# taz.de -- Kommentar TV-Duell Trump gegen Clinton: Verlieren unmöglich
       
       > Hillary Clinton konnte nur gewinnen, auch wenn Trump sich besser schlug
       > als das letzte Mal. Und sie sprach ihm ein sehr subtiles Lob aus – das
       > keines war.
       
 (IMG) Bild: Hillary Clinton während der Debatte
       
       Berlin taz | Martha Raddatz und Anderson Cooper, das Moderatorenteam der
       zweiten Debatte um die US-Präsidentschaft, waren um ihren Job nicht zu
       beneiden. Auf der einen Seite Donald Trump, einen pathologischen Lügner und
       aggressiv-inkompetenten Narzissten so weit zu domestizieren, dass noch ein
       wenig Zeit bliebe. Auf der anderen Seite Hillary Clinton, deren Wahlsieg
       praktisch unausweichlich scheint, hart nach ihrem politischen Programm zu
       befragen und Licht auch auf die Schattenseiten der wahrscheinlichen
       nächsten Präsidentin der USA zu werfen.
       
       Die Ausgangsvoraussetzungen für diese Aufgabe waren denkbar schlecht, hatte
       Trump mit einer überraschenden Pressekonferenz kurz vor der Debatte die
       Idee einer politischen Diskussion noch einmal ad absurdum geführt. Nachdem
       ein am Freitag öffentlich gewordenes Video den republikanischen Nominierten
       für die Präsidentschaft in Bedrängnis brachte, da er darin mit
       offensichtlichem Stolz sexuelle Übergriffe schilderte, glaubte er nun, den
       Ehemann seiner Konkurrentin mit ähnlichen Vorhaltungen konfrontieren zu
       müssen.
       
       Drei Frauen, die schon in der Vergangenheit schwere Vorwürfe sexueller
       Gewalt gegen den früheren Präsidenten Bill Clinton erhoben hatten,
       erklärten auf der Pressekonferenz ihre Unterstützung für Trump.
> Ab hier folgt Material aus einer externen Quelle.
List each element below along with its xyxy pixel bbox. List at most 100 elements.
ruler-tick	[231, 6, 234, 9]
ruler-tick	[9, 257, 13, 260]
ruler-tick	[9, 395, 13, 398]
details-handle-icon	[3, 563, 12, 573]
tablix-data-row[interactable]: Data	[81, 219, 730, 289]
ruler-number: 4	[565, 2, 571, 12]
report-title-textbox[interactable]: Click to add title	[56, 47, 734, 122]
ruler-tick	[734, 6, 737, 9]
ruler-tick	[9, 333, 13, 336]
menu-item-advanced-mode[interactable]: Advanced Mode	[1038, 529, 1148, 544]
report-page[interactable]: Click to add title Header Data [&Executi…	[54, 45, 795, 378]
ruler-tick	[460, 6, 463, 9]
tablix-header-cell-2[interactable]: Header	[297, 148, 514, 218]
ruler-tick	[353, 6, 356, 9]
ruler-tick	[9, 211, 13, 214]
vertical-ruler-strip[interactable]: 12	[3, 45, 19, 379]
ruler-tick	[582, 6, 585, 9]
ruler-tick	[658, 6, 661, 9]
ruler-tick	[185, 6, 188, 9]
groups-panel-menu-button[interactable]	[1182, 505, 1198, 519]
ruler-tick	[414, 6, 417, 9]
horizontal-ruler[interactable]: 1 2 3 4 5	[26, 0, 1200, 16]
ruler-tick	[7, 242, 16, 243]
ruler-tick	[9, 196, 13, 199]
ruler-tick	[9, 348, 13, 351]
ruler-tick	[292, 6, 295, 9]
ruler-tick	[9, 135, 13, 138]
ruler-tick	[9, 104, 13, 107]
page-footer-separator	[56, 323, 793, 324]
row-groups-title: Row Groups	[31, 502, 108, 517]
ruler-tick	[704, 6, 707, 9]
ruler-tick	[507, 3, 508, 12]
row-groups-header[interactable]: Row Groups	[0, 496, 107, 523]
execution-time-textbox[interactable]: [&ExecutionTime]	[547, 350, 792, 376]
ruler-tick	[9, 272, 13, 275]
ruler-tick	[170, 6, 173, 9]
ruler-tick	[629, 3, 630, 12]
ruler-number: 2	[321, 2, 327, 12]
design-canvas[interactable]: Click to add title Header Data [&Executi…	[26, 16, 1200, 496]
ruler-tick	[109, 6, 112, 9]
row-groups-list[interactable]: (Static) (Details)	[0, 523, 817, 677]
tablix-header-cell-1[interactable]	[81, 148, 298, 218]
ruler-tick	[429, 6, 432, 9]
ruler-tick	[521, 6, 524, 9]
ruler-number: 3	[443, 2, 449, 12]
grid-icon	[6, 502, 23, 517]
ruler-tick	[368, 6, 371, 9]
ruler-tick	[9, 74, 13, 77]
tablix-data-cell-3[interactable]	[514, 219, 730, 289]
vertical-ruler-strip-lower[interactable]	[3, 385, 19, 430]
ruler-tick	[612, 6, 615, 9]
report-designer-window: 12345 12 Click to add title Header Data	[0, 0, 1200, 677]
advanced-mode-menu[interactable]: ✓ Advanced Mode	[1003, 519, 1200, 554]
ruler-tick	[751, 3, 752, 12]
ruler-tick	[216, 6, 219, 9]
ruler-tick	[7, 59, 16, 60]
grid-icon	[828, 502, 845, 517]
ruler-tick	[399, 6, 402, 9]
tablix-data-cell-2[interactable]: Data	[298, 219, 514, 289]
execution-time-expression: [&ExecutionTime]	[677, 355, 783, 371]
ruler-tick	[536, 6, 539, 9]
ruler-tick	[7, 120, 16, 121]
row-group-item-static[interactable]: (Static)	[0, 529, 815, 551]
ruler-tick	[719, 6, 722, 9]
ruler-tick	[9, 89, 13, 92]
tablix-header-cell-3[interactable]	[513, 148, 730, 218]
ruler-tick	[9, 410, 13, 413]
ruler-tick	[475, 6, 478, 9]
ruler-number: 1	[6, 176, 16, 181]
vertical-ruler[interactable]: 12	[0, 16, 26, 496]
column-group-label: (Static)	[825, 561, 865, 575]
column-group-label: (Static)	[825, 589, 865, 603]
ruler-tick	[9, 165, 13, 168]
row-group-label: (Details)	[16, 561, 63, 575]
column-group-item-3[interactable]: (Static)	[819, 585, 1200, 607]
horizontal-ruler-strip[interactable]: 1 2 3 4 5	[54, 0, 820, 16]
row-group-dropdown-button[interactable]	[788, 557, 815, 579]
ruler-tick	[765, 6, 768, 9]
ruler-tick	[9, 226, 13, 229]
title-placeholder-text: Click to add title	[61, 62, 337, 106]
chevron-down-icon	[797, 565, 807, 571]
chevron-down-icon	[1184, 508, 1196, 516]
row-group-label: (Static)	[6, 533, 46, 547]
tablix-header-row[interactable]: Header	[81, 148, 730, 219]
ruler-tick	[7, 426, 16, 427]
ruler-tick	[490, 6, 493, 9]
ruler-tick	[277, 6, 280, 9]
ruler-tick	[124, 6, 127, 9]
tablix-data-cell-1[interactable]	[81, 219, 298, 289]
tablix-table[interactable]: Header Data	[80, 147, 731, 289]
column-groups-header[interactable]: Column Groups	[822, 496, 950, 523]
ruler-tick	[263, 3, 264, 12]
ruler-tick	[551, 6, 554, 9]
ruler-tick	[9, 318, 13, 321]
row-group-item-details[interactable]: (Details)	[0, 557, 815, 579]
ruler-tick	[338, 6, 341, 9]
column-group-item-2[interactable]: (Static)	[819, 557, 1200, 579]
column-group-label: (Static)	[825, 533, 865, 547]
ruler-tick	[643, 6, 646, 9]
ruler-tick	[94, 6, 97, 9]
Genauso wie
       eine Frau, die als Kind vergewaltigt worden war – Hillary Clinton hatte den
       Täter als Anwältin vertreten. Alle vier Frauen wurden von Trumps Team
       anschließend als Gäste bei der Debatte platziert. Dass das
       Aufeinandertreffen der Nominierten ohne Handschlag zwischen Clinton und
       Trump begann, wirkte nur folgerichtig.
       
       Raddatz und Cooper taten ihr bestes, die Debatte auch jenseits von
       Charakterfragen zu führen, mussten jedoch über weite Strecken an diesem
       Anspruch scheitern. Die Fallhöhe zwischen Clinton und Trump ist einfach zu
       groß. Das erratische Gebrabbel Trumps wenn es um Fragen internationaler
       Konflikte, Wirtschaftspolitik, Geschichte oder Wissenschaft kommt, lässt
       Clinton kaum eine Wahl, als um Lichtjahre kompetenter zu wirken – kritische
       Nachfragen in ihre Richtung können dieses Bild kaum erschüttern.
       
       ## Lügen und Übertreibungen
       
       Sicher wird es Trump bei seiner Basis nicht schaden, dass er während der
       Debatte Partei für Putin und Assad ergriff, dass er den Iran-Atom-Deal
       falsch darstellte, dass er praktisch eingestanden hat, massive
       Steuervermeidung zu betreiben, dass er sich von den außenpolitischen
       Ansichten seines Vizes distanzierte – unentschiedene WählerInnen werden so
       jedoch nicht gewonnen. Erste Meinungsumfragen nach der Debatte zeigen denn
       auch einen deutlichen Vorsprung für Clinton in der Frage, wer den
       Schlagabtausch gewonnen habe.
       
       Die Erwartung jedoch, dass Hillary Clinton ihren Widersacher endgültig in
       die Knie zwingen und mit nur wenigen Ködern soweit aus der Reserve locken
       würde, dass auch jene Offiziellen der Republikaner sich von Trump abwenden
       müssten, die ihm bisher ambivalent gegenüber stehen oder noch immer
       unterstützen, wurde trotzdem enttäuscht.
       
       Die Attacke gegen ihren Mann wehrte sie ab, ohne direkt darauf einzugehen.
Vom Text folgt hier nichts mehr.